Hey, I wasn’t that boring.

Thirty-plus years later, I wrote an anecdote about that bizarre double date and entered it in a Worst Date contest sponsored by a newspaper that no longer exists. Of course, being a writer, I, um, embellished the story a bit.

On Valentine’s Day, the newspaper published an article written by one of its reporters. The article included several worst date anecdotes submitted by readers (with no last names mentioned). Mine was the lead in. I knew it couldn’t miss. It began with, “My date set my best friend on fire.”

My entry related how Donnie had lit a cigarette and tossed the match into the ashtray. The hot match scored a direct hit on the cellophane cigarette wrapper, which burst into flames. I wrote that my dozing date woke up, assessed the situation, and started huffing and puffing. Thanks to Joe’s lung capacity, the mini torch went airborne and landed on Kate’s fuzzy black sweater.

Well, that was my story then, but I’m no longer sticking to it.

The reality: My date did not set my best friend on fire. I confess that I combined the blind date story with another “incident” that happened when Kate and I were at the restaurant a few months earlier. Yes, the ashtray fire really happened the way I wrote it, but Donnie and Joe were nowhere in sight.

Today, when friends read the tear sheet of that article, I tell them the truth: “Actually,” I say, “I’m the one who set Kate on fire.” But not to worry, Kate wasn’t hurt. Her sweater was only slightly singed, and the Pepsi stains came out in the wash.

Monday, February 06, 2012

Cinderella, Snow White, and the Elves (Yes, Elves)

Way back when I worked full time, a coworker told me about a research paper she had written for a college class. I don’t remember the name of the class—something to do with child psychology, most likely. Her subject was fairy tales.


I’ll call my coworker “Susan,” although that wasn’t her real name. Susan interviewed several women while researching her project. She asked each woman what her favorite fairy tale was when she was five years old.

According to Susan, whatever your favorite childhood fairy tale was, that’s how you thought your life was going to turn out. In other words, if your favorite fairy tale was Cinderella or Snow White, your five-year-old self figured you’d grow up, meet a handsome prince, and live happily ever after.

Right.

Unlike my friends in kindergarten, I wasn’t impressed by Cinderella or Snow White. I liked the story about the elves and the shoemaker. I thought it was really neat that the elves helped out the tired shoemaker and his wife by making shoes while the couple got a decent night’s sleep.

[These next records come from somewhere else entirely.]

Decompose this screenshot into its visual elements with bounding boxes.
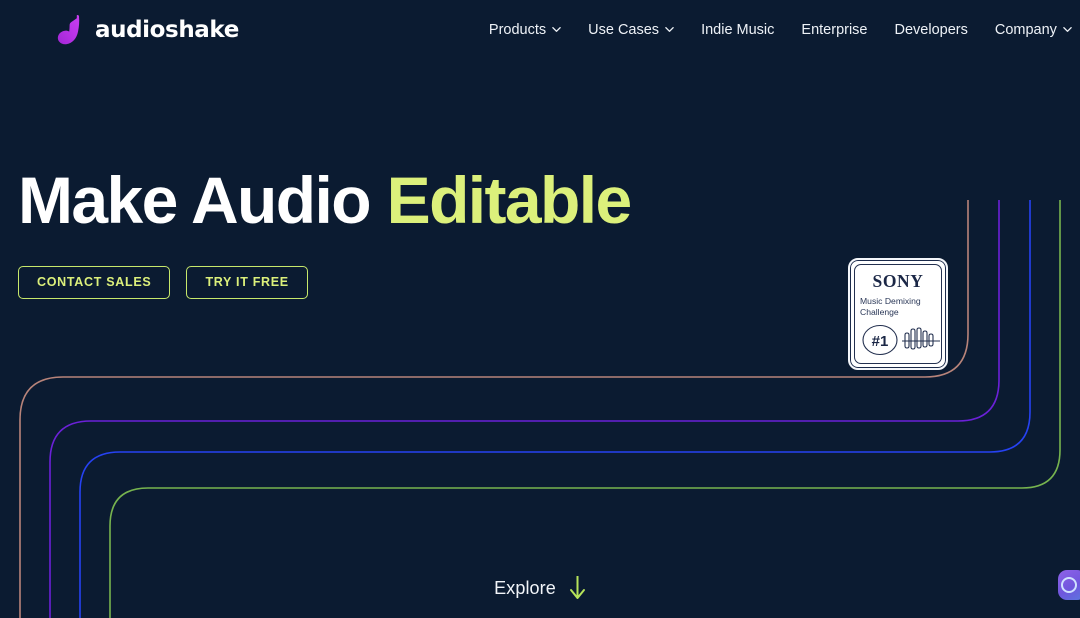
- nav-label-company: Company: [994, 21, 1057, 38]
- nav-item-enterprise[interactable]: Enterprise: [801, 23, 867, 38]
- chat-bubble-icon: [1061, 577, 1077, 593]
- main-navigation: Products Use Cases Indie Music Enterpris…: [489, 23, 1072, 38]
- sony-badge-subtitle: Music Demixing Challenge: [860, 296, 936, 318]
- sony-subtitle-line1: Music Demixing: [860, 295, 921, 306]
- nav-label-indie-music: Indie Music: [701, 21, 775, 38]
- chevron-down-icon: [1063, 26, 1072, 32]
- audioshake-note-icon: [57, 14, 80, 45]
- brand-logo[interactable]: audioshake: [57, 14, 239, 46]
- chevron-down-icon: [665, 26, 674, 32]
- sony-brand-text: SONY: [872, 271, 924, 291]
- chevron-down-icon: [552, 26, 561, 32]
- waveform-icon: [902, 327, 940, 350]
- nav-label-products: Products: [488, 21, 547, 38]
- sony-rank-graphic: #1: [862, 324, 940, 356]
- cta-button-row: CONTACT SALES TRY IT FREE: [18, 266, 308, 299]
- explore-label: Explore: [494, 577, 556, 598]
- site-header: audioshake Products Use Cases Indie Musi…: [0, 0, 1080, 60]
- try-it-free-button[interactable]: TRY IT FREE: [186, 266, 308, 299]
- brand-name: audioshake: [95, 16, 239, 43]
- nav-label-developers: Developers: [894, 21, 968, 38]
- headline-lead: Make Audio: [18, 163, 387, 237]
- sony-subtitle-line2: Challenge: [860, 306, 899, 317]
- explore-scroll-cue[interactable]: Explore: [0, 575, 1080, 601]
- sony-badge-inner: SONY Music Demixing Challenge #1: [854, 264, 942, 364]
- hero-section: Make Audio Editable CONTACT SALES TRY IT…: [0, 0, 1080, 618]
- page-title: Make Audio Editable: [18, 163, 633, 237]
- arrow-down-icon: [569, 576, 585, 599]
- nav-label-use-cases: Use Cases: [588, 21, 660, 38]
- contact-sales-button[interactable]: CONTACT SALES: [18, 266, 171, 299]
- sony-demixing-badge: SONY Music Demixing Challenge #1: [848, 258, 948, 370]
- nav-label-enterprise: Enterprise: [801, 21, 868, 38]
- nav-item-company[interactable]: Company: [995, 23, 1072, 38]
- nav-item-use-cases[interactable]: Use Cases: [588, 23, 674, 38]
- chat-widget-button[interactable]: [1058, 570, 1080, 600]
- nav-item-developers[interactable]: Developers: [895, 23, 968, 38]
- nav-item-products[interactable]: Products: [489, 23, 561, 38]
- svg-text:#1: #1: [872, 333, 889, 350]
- nav-item-indie-music[interactable]: Indie Music: [701, 23, 774, 38]
- headline-accent: Editable: [386, 163, 633, 237]
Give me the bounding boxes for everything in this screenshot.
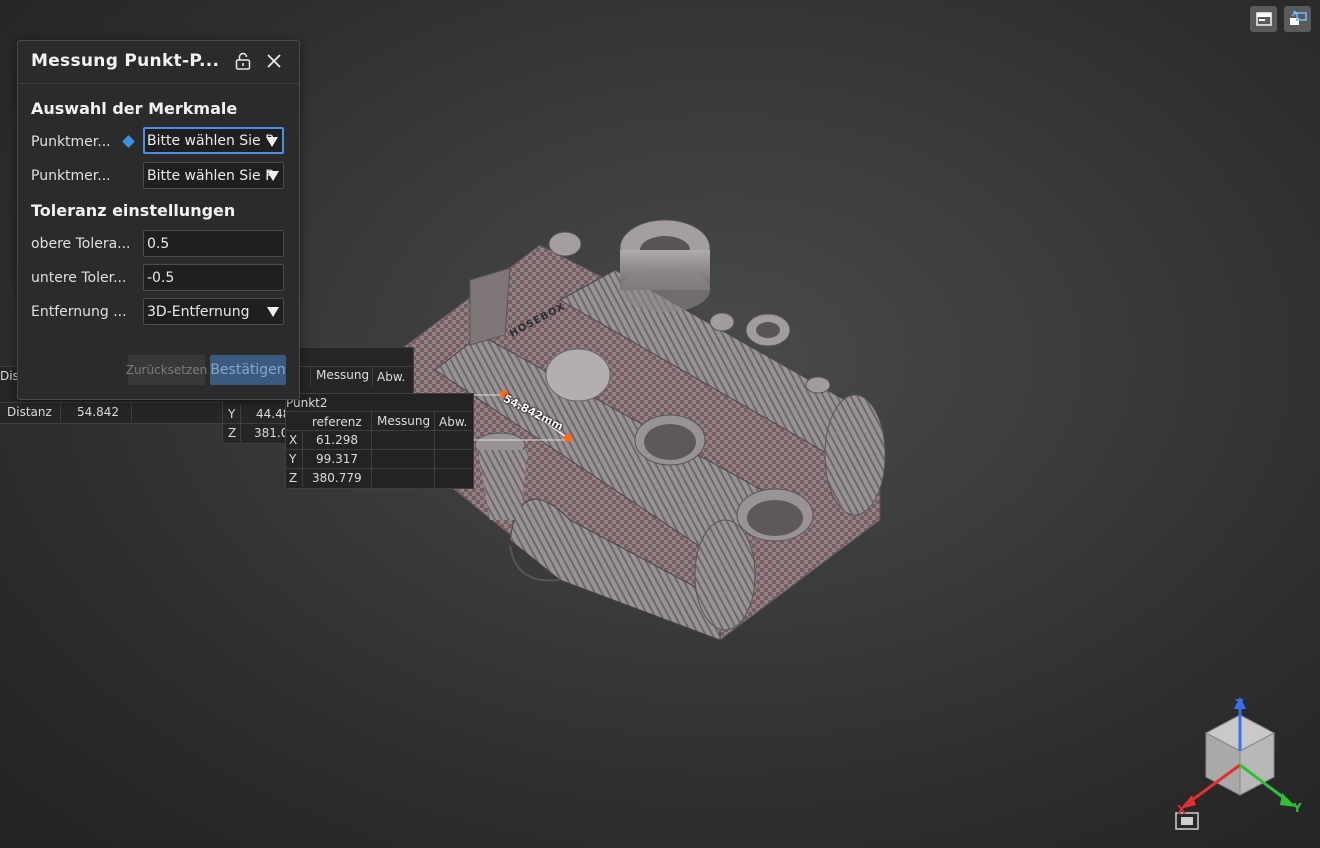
swap-view-button[interactable] [1284,6,1311,32]
punkt2-col-abw: Abw. [439,415,468,429]
distance-type-value: 3D-Entfernung [147,304,250,320]
measurement-point-2[interactable] [564,434,572,442]
punkt2-col-messung: Messung [377,414,431,428]
lower-tolerance-value: -0.5 [147,270,175,286]
axis-y-label: Y [1293,801,1302,815]
distance-type-label: Entfernung ... [31,304,127,320]
punkt1-col-messung: Messung [316,368,370,382]
lower-tolerance-input[interactable]: -0.5 [143,264,284,291]
upper-tolerance-label: obere Tolera... [31,236,131,252]
fit-view-icon[interactable] [1176,813,1198,829]
punkt2-y-value: 99.317 [316,452,358,466]
unlock-icon[interactable] [234,52,252,70]
close-icon[interactable] [265,52,283,70]
measurement-dialog: Messung Punkt-P... Auswahl der Merkmale … [17,40,300,400]
punkt2-y-label: Y [289,452,297,466]
punkt2-z-label: Z [289,471,298,485]
chevron-down-icon [266,137,278,147]
distance-row-label: Distanz [7,405,52,419]
point2-select[interactable]: Bitte wählen Sie P [143,162,284,189]
axis-z-label: Z [1235,697,1244,711]
confirm-button[interactable]: Bestätigen [210,355,286,385]
active-marker-icon [122,135,135,148]
swap-view-icon [1289,11,1307,25]
distance-value: 54.842 [77,405,119,419]
punkt1-col-abw: Abw. [377,370,406,384]
features-section-title: Auswahl der Merkmale [31,99,238,118]
lower-tolerance-label: untere Toler... [31,270,127,286]
point1-select[interactable]: Bitte wählen Sie P [143,127,284,154]
window-icon [1255,12,1272,26]
window-button[interactable] [1250,6,1277,32]
dialog-header: Messung Punkt-P... [18,41,299,84]
punkt1-z-label: Z [228,426,237,440]
chevron-down-icon [267,171,279,181]
punkt2-x-label: X [289,433,298,447]
upper-tolerance-value: 0.5 [147,236,170,252]
dialog-title: Messung Punkt-P... [31,51,220,71]
distance-type-select[interactable]: 3D-Entfernung [143,298,284,325]
punkt1-y-label: Y [228,407,236,421]
punkt2-z-value: 380.779 [312,471,362,485]
punkt2-x-value: 61.298 [316,433,358,447]
upper-tolerance-input[interactable]: 0.5 [143,230,284,257]
point1-select-value: Bitte wählen Sie P [147,133,274,149]
reset-button[interactable]: Zurücksetzen [126,355,207,385]
tolerance-section-title: Toleranz einstellungen [31,201,236,220]
chevron-down-icon [267,307,279,317]
point2-select-value: Bitte wählen Sie P [147,168,274,184]
punkt2-col-referenz: referenz [312,415,362,429]
distance-table-title: Dis [0,369,19,383]
point2-label: Punktmer... [31,168,111,184]
point1-label: Punktmer... [31,134,111,150]
punkt1-z-value: 381.0 [254,426,289,440]
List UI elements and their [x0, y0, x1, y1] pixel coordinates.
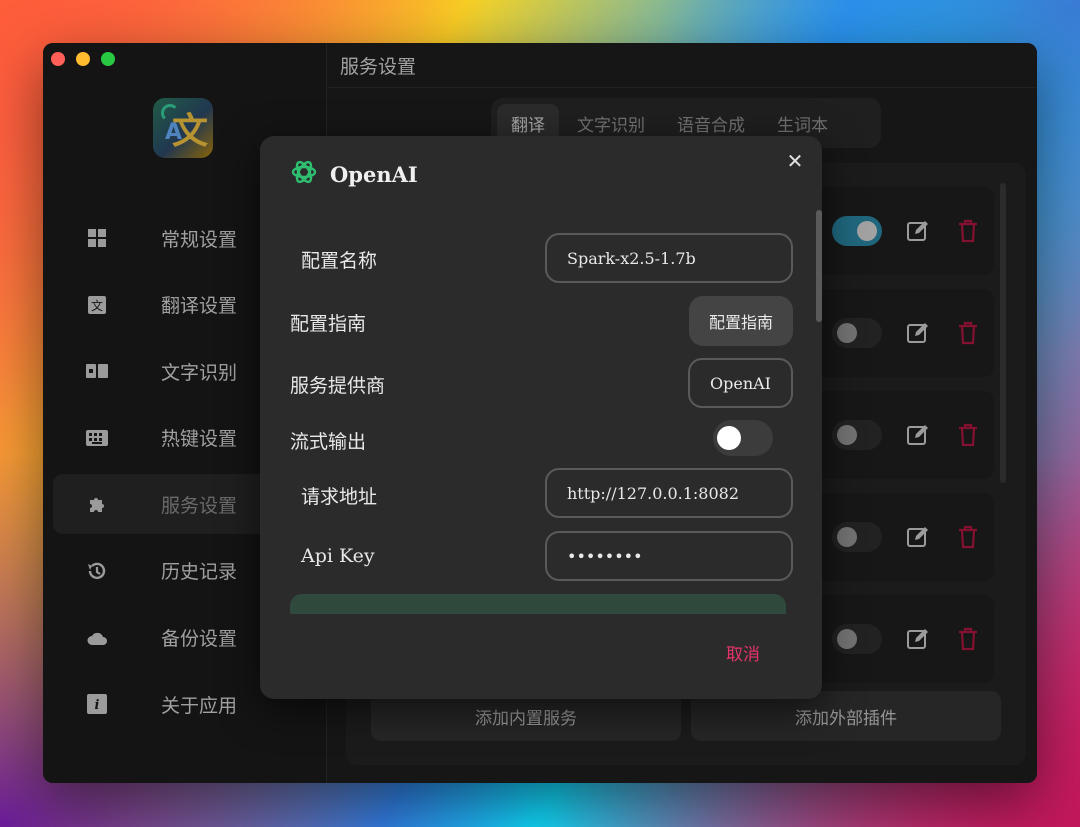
minimize-window-button[interactable]	[76, 52, 90, 66]
guide-button[interactable]: 配置指南	[688, 296, 793, 346]
provider-label: 服务提供商	[290, 375, 386, 397]
dialog-header: OpenAI	[290, 158, 418, 191]
api-key-input[interactable]: ••••••••	[545, 531, 793, 581]
request-url-label: 请求地址	[301, 486, 378, 508]
stream-output-toggle[interactable]	[713, 420, 773, 456]
close-window-button[interactable]	[51, 52, 65, 66]
maximize-window-button[interactable]	[101, 52, 115, 66]
request-url-input[interactable]: http://127.0.0.1:8082	[545, 468, 793, 518]
next-section-strip	[290, 594, 786, 614]
dialog-scrollbar[interactable]	[816, 210, 822, 322]
service-config-dialog: OpenAI ✕ 配置名称 Spark-x2.5-1.7b 配置指南 配置指南 …	[260, 136, 822, 699]
openai-icon	[290, 158, 318, 191]
api-key-label: Api Key	[301, 545, 375, 567]
window-controls	[51, 52, 115, 66]
cancel-button[interactable]: 取消	[726, 640, 760, 665]
config-name-label: 配置名称	[301, 250, 378, 272]
dialog-title: OpenAI	[330, 162, 418, 187]
guide-label: 配置指南	[290, 313, 367, 335]
provider-select[interactable]: OpenAI	[687, 358, 793, 408]
dialog-form: 配置名称 Spark-x2.5-1.7b 配置指南 配置指南 服务提供商 Ope…	[260, 216, 805, 611]
config-name-input[interactable]: Spark-x2.5-1.7b	[545, 233, 793, 283]
close-icon[interactable]: ✕	[784, 149, 806, 173]
stream-output-label: 流式输出	[290, 431, 367, 453]
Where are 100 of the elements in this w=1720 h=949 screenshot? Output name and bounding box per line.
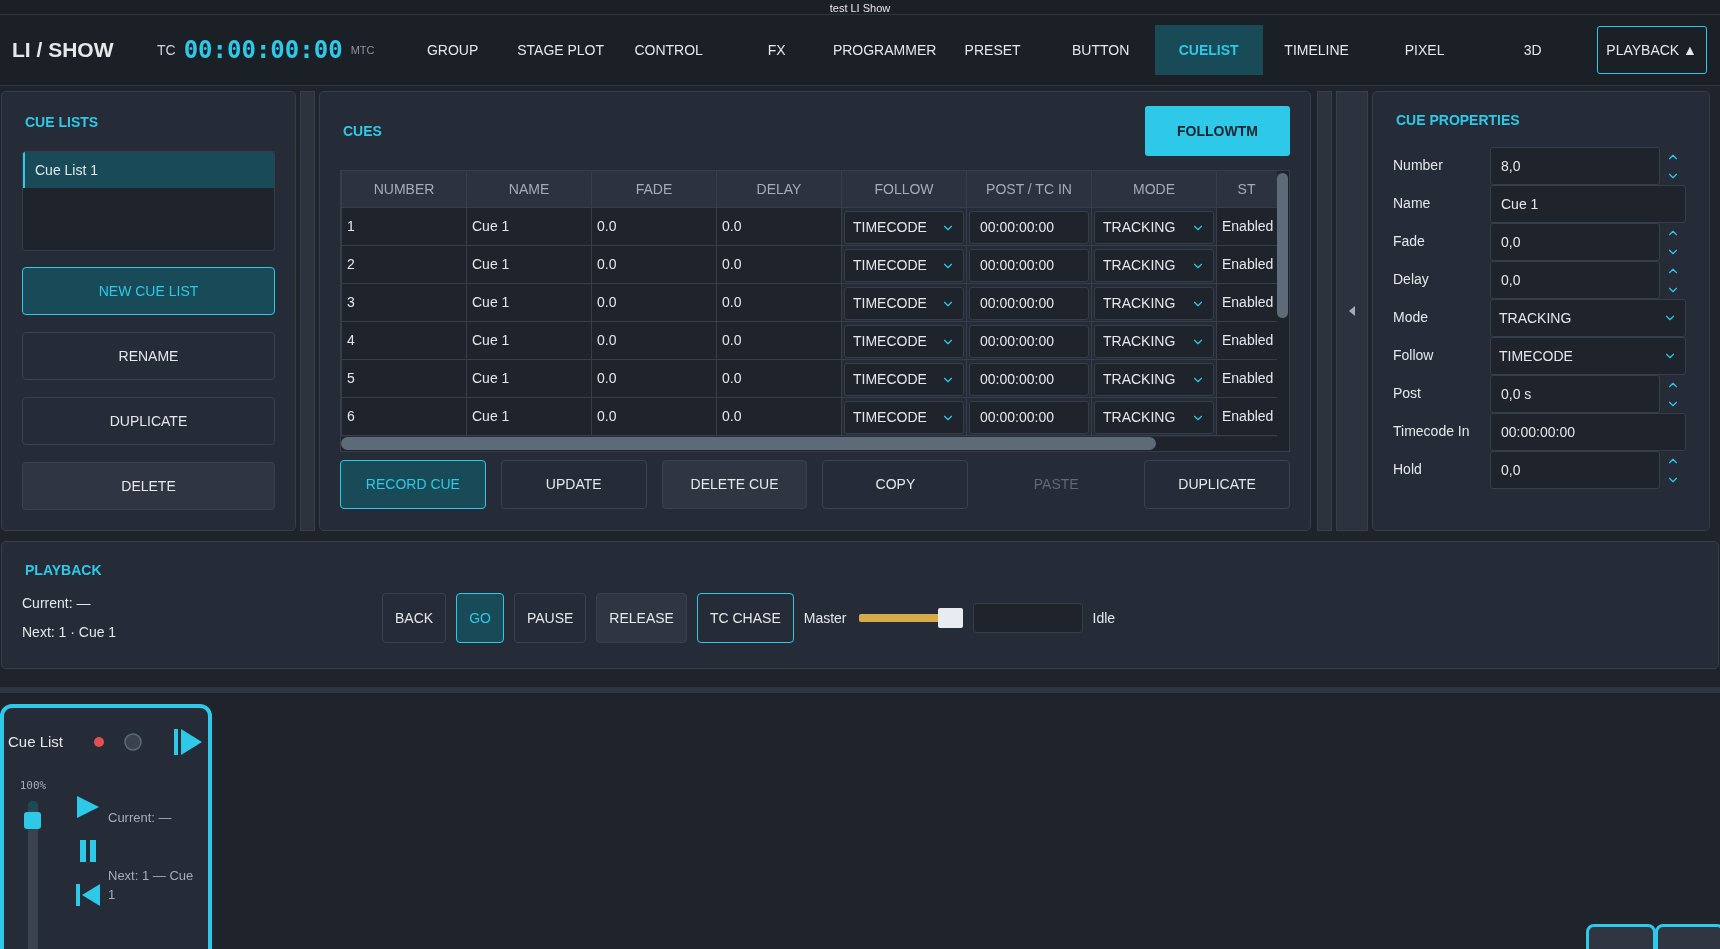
number-field[interactable]: 8,0 (1490, 147, 1660, 185)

I guess my preference meant that, when I grew up, I thought I would find someone to do my chores for me. Chores like cooking and cleaning for example.

As it turned out, that did happen. Sort of. Other Half retired many years before I did. So, while I worked full time, he did most of the housework.

But no longer. Now that I’m retired from full-time work, Other Half figures that he’s retired from doing just about anything around the house.

So I do it all now. And I’ve accepted that. But I’m also beginning to suspect that the shoemaker took advantage of the elves.